An NYPD police car.

An NYPD police car. Credit: Getty Images

New York City is on pace to record its lowest number of homicides since the administration of President John Kennedy, police Commissioner Ray Kelly said Monday.

With 265 murders chalked up so far this year, the current trend could put the number of killings in the neighborhood of 414 in the city, although Kelly shied away from giving any prediction or setting any goal.

Police use 1963 as the benchmark year for historical comparisons because that was when homicide reporting became more uniform, officials said. In that year, there were reportedly 548 killings.

But although statistical comparison isn't as precise with 1960, when Kennedy was elected and homicides were reported to have hit 482, the city may already have bested the Kennedy-era data. The lowest level hit so far during the Bloomberg administration was 471 killings in 2009, according to police statistics. In 2011, there were 515 homicides. Both stand in stark comparison to the highest level of 2,245 in 1990.

"But despite these successes there are far too many illegal guns on the streets," Kelly told reporters. "We saw that again this weekend, with the shooting of a man in the back of a cab early Saturday morning in Brooklyn."

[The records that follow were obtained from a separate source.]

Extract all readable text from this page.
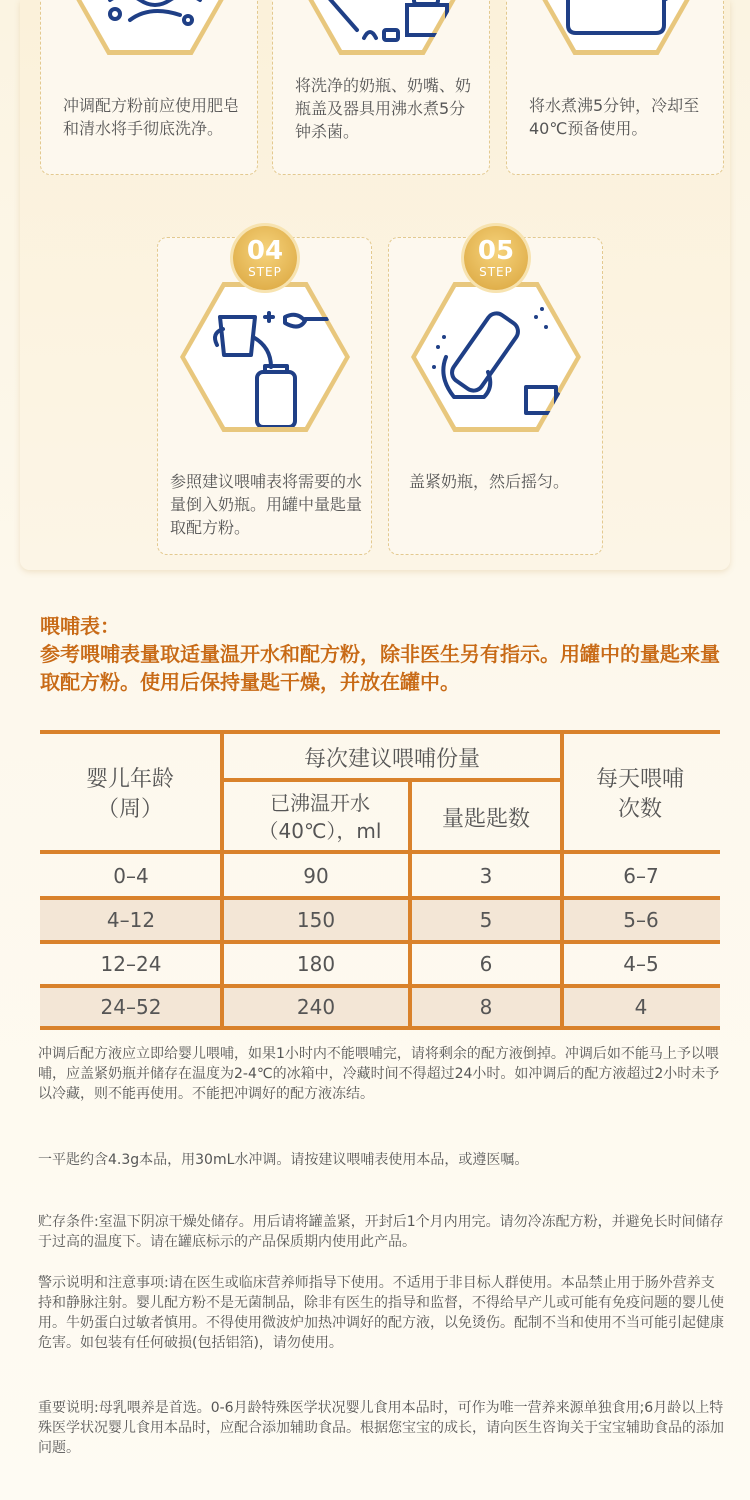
冲调配方粉前应使用肥皂和清水将手彻底洗净。
将洗净的奶瓶、奶嘴、奶瓶盖及器具用沸水煮5分钟杀菌。
将水煮沸5分钟，冷却至40℃预备使用。
04
STEP
参照建议喂哺表将需要的水量倒入奶瓶。用罐中量匙量取配方粉。
05
STEP
盖紧奶瓶，然后摇匀。
喂哺表：
参考喂哺表量取适量温开水和配方粉，除非医生另有指示。用罐中的量匙来量取配方粉。使用后保持量匙干燥，并放在罐中。
婴儿年龄（周）
每次建议喂哺份量
已沸温开水（40℃），ml	量匙匙数
每天喂哺次数
0–4	90	3	6–7
4–12	150	5	5–6
12–24	180	6	4–5
24–52	240	8	4
冲调后配方液应立即给婴儿喂哺，如果1小时内不能喂哺完，请将剩余的配方液倒掉。冲调后如不能马上予以喂哺，应盖紧奶瓶并储存在温度为2-4℃的冰箱中，冷藏时间不得超过24小时。如冲调后的配方液超过2小时未予以冷藏，则不能再使用。不能把冲调好的配方液冻结。
一平匙约含4.3g本品，用30mL水冲调。请按建议喂哺表使用本品，或遵医嘱。
贮存条件:室温下阴凉干燥处储存。用后请将罐盖紧，开封后1个月内用完。请勿冷冻配方粉，并避免长时间储存于过高的温度下。请在罐底标示的产品保质期内使用此产品。
警示说明和注意事项:请在医生或临床营养师指导下使用。不适用于非目标人群使用。本品禁止用于肠外营养支持和静脉注射。婴儿配方粉不是无菌制品，除非有医生的指导和监督，不得给早产儿或可能有免疫问题的婴儿使用。牛奶蛋白过敏者慎用。不得使用微波炉加热冲调好的配方液，以免烫伤。配制不当和使用不当可能引起健康危害。如包装有任何破损(包括铝箔)，请勿使用。
重要说明:母乳喂养是首选。0-6月龄特殊医学状况婴儿食用本品时，可作为唯一营养来源单独食用;6月龄以上特殊医学状况婴儿食用本品时，应配合添加辅助食品。根据您宝宝的成长，请向医生咨询关于宝宝辅助食品的添加问题。
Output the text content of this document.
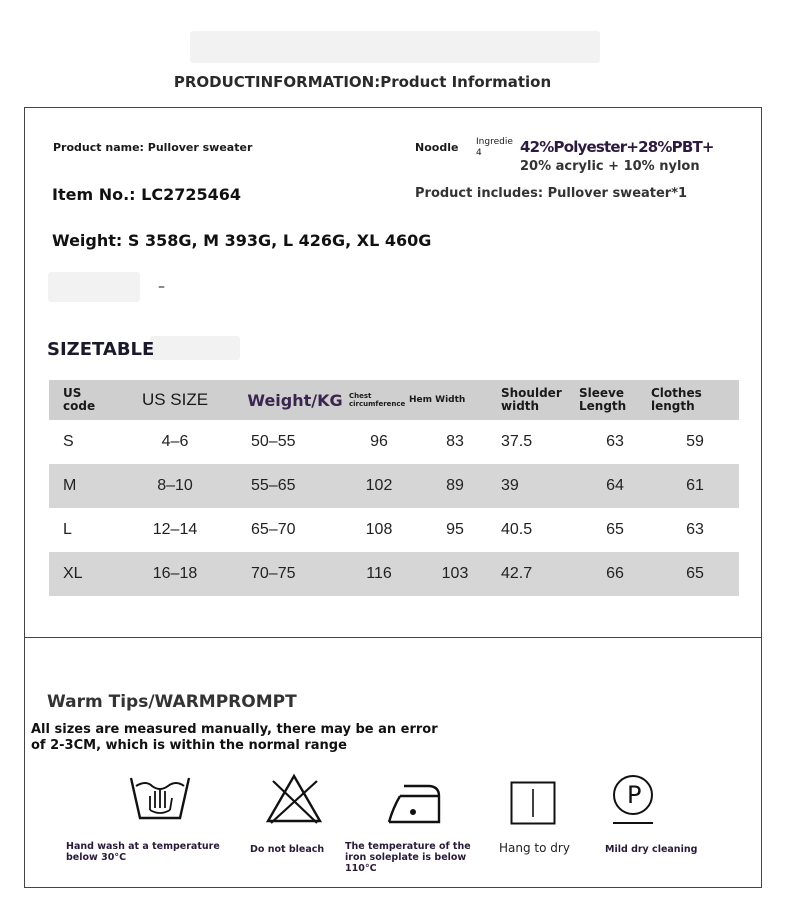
PRODUCTINFORMATION:Product Information
Product name: Pullover sweater
Item No.: LC2725464
Weight: S 358G, M 393G, L 426G, XL 460G
–
Noodle Ingredie
4	42%Polyester+28%PBT+
20% acrylic + 10% nylon
Product includes: Pullover sweater*1
SIZETABLE
US code	US SIZE	Weight/KG	Chest circumference	Hem Width	Shoulder width	Sleeve Length	Clothes length
S	4–6	50–55	96	83	37.5	63	59
M	8–10	55–65	102	89	39	64	61
L	12–14	65–70	108	95	40.5	65	63
XL	16–18	70–75	116	103	42.7	66	65
Warm Tips/WARMPROMPT
All sizes are measured manually, there may be an error of 2-3CM, which is within the normal range
P
Hand wash at a temperature below 30°C
Do not bleach The temperature of the iron soleplate is below 110°C
Hang to dry	Mild dry cleaning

Based on the 265 killings recorded until Monday morning, there is an average of just over one murder a day in the city. Calculating that average through the end of the year, the number could dip to 414 homicides. Kelly cautioned against setting any statistical goal, particularly since homicides could blip up in unpredictable patterns at any time. But he nevertheless called the city's progress in the past 10 years remarkable. Kelly added that homicides are down in all categories, including domestic violence cases.

NYPD spokesman Paul Browne maintained that the continual drop in homicides was in part attributable to the city's controversial stop-and-frisk program. However, police statistics note that less than 1 percent of the nearly 700,000 stops recorded by police led to guns being confiscated.

City Council public safety committee chairman Peter Vallone Jr. (D-Astoria) said the drop in homicides is hard to explain at a time when other categories of crime have increased this year.

"Shootings are up, we could very well have a . . . higher rate if shooters were more accurate," Vallone said.

"The murder statistic is one of the very few that can't be fudged or altered in any way," observed Vallone. "It is the real barometer of how well we are doing. . . . Unfortunately, that is the only rate that is going down."